The preventable mass deaths from COVID-19 in the UK are an act of social murder. They took place because the government took none of the necessary measures to protect the population, particularly the most vulnerable. Its refusal to impose a timely lockdown, social distancing and mass testing allowed the untrammelled spread of a deadly disease for months.
Many have compared the neglect of the authorities for the health, safety and very lives of thousands of people to that of the deregulation, and profiteering that resulted in the social murder of 72 men, women and children in the Grenfell Tower inferno of 2017. Once again, the bereaved must have the answers to how their loved ones died of COVID-19, but all experience testifies that demanding that governments act to establish the truth though public inquiries--after their policies have led to mass deaths--is a dead-end.

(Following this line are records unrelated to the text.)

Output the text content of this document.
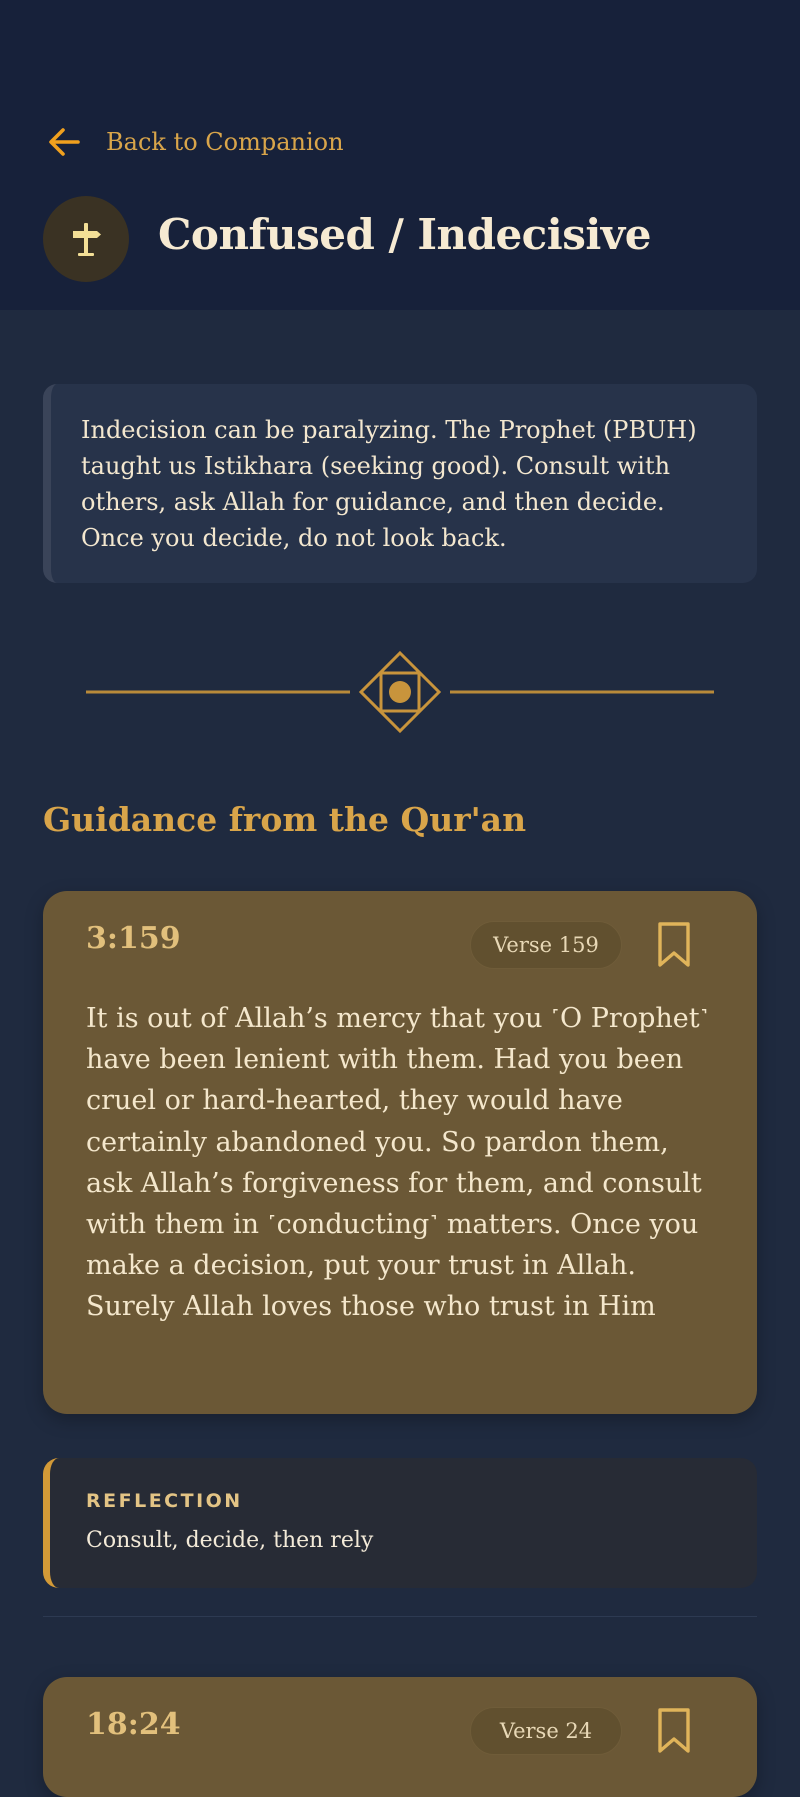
Back to Companion
Confused / Indecisive
Indecision can be paralyzing. The Prophet (PBUH) taught us Istikhara (seeking good). Consult with others, ask Allah for guidance, and then decide. Once you decide, do not look back.
Guidance from the Qur'an
3:159	Verse 159
It is out of Allah’s mercy that you ˹O Prophet˺ have been lenient with them. Had you been cruel or hard-hearted, they would have certainly abandoned you. So pardon them, ask Allah’s forgiveness for them, and consult with them in ˹conducting˺ matters. Once you make a decision, put your trust in Allah. Surely Allah loves those who trust in Him
REFLECTION
Consult, decide, then rely
18:24	Verse 24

After more than 30 years of fighting, including during 13 years of a Labour government, the families of the victims of the Hillsborough football disaster were denied justice, with nobody held to account. More than three years after the Grenfell fire, not a single person in political and corporate circles has been charged with a single offence in relation to the deaths. The public inquiry has no powers of prosecution and has extended to grant legal immunity to the parties responsible for turning Grenfell into a death trap.
What is needed to establish the truth is an independent political movement of the working class for socialism.